Jorge Uzon

Jorge Uzon’s photo of Elvira Reyes from the Chilean Patagonia was published as a part of a reportage at The Globe and Mail. Cyd Cunningham, a school teacher in Alberta, emailed Jorge to say she was very impressed with Elvira’s story, could see many parallels with her own life and wanted to send her a poem.
Elvira lives in the mountains of Patagonia where roads are limited, but eventually she got the letter and, thanks to a local translator, heard what her photo and story meant to someone thousands of kilometres away.
Just Like Elvira
by Cyd Cunningham
Someday, I will be just like Elvira
Well on my way with my walking horse
To the ancient ridge that was never uplifted.
Someday, I will be just like Elvira
Wearing Elvira’s best smile
Her finest crocheted vest
Her most beautiful blouse
Her head kerchief
The sheepskin saddle cover
The reins in Elvira’s hands
Leading her unworried horse 
Out of the barn.
And I will ride to the steep ridge’s crest
Where a covey of Huns’
Flush left
My walking horse
Shies right
He could plunge easily
To be rid of me
But does not
He is not worried.
So someday I will be just like Elvira
Wearing Elvira’s best smile
Her finest crocheted vest
Her most beautiful blouse.

Jorge Uzon was born in Chile, 1969. He studied photography at the Escuela de Altos Estudios de la Comunicacion in Santiago, and worked as a photographer at the Revista Hoy until 1994, when he left to work as a freelancer in Mexico, Nicaragua and Costa Rica.
 In 1996, the Agence France-Presse (AFP) hired him as its photographic correspondent for Guatemala, a post he held for five years, covering the end of the armed conflict and the peace process there, and many another news events in Central America, Cuba, Venezuela, Colombia and Mexico. In 2001, he was transferred to the AFP office in Mexico City, but left this job in 2004 to live in Toronto, Canada and pursue independent documentary photography.
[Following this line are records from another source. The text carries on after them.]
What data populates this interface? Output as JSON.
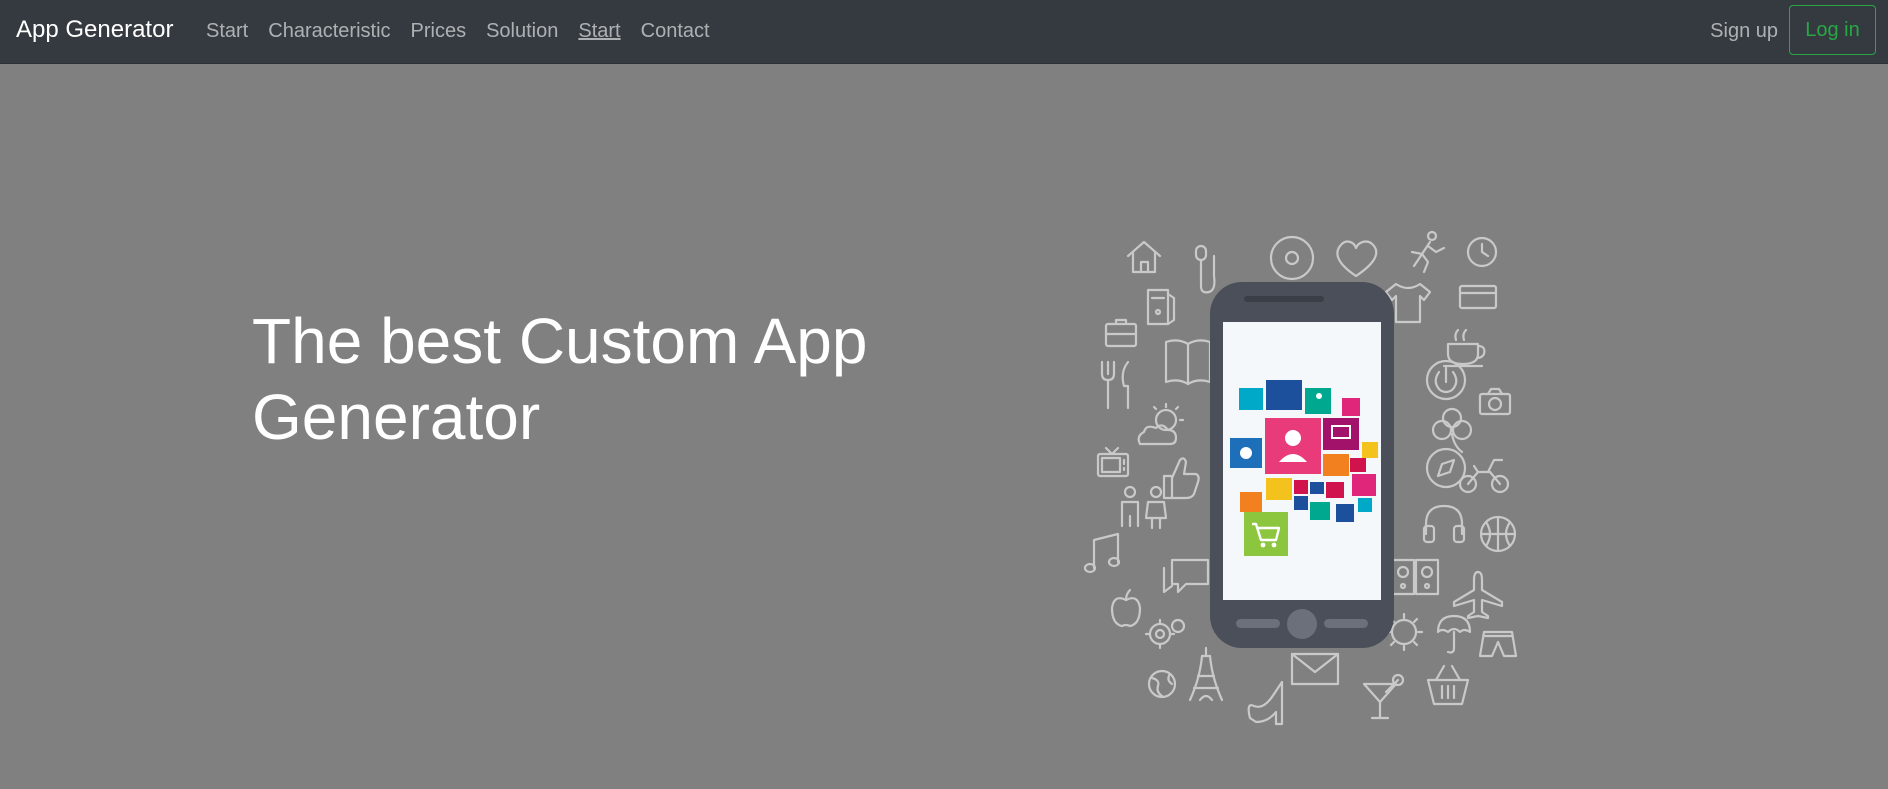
{
  "nav": {
    "brand": "App Generator",
    "links": [
      {
        "label": "Start"
      },
      {
        "label": "Characteristic"
      },
      {
        "label": "Prices"
      },
      {
        "label": "Solution"
      },
      {
        "label": "Start"
      },
      {
        "label": "Contact"
      }
    ],
    "signup_label": "Sign up",
    "login_label": "Log in"
  },
  "hero": {
    "title": "The best Custom App Generator"
  },
  "colors": {
    "navbar_bg": "#343a40",
    "hero_bg": "#808080",
    "login_accent": "#28a745",
    "phone_body": "#4a4f59",
    "phone_screen": "#f4f8fb"
  },
  "illustration_icons": [
    "home-icon",
    "microphone-icon",
    "disc-icon",
    "heart-icon",
    "runner-icon",
    "clock-icon",
    "computer-tower-icon",
    "tshirt-icon",
    "credit-card-icon",
    "briefcase-icon",
    "book-icon",
    "coffee-cup-icon",
    "fork-knife-icon",
    "power-icon",
    "camera-icon",
    "weather-icon",
    "clover-icon",
    "tv-icon",
    "thumbs-up-icon",
    "compass-icon",
    "motorcycle-icon",
    "family-icon",
    "headphones-icon",
    "basketball-icon",
    "music-note-icon",
    "chat-icon",
    "speakers-icon",
    "airplane-icon",
    "apple-icon",
    "gears-icon",
    "sun-icon",
    "umbrella-icon",
    "shorts-icon",
    "globe-icon",
    "eiffel-tower-icon",
    "envelope-icon",
    "high-heel-icon",
    "cocktail-icon",
    "basket-icon",
    "smartphone-icon",
    "app-tiles-icon"
  ]
}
To date, he has worked on two major projects: one in Bolivia (2006 - 2008) on the social changes taking place since Evo Morales became president; and one in Patagonia (2008 - 2011), on the struggle over a plan to build five dams on two rivers in that remote part of the planet, for which he has twice received grants from the Ontario Arts Council from Canada and one from the Fondo Nacional para el Desarrollo Cultural y las Artes from Chile.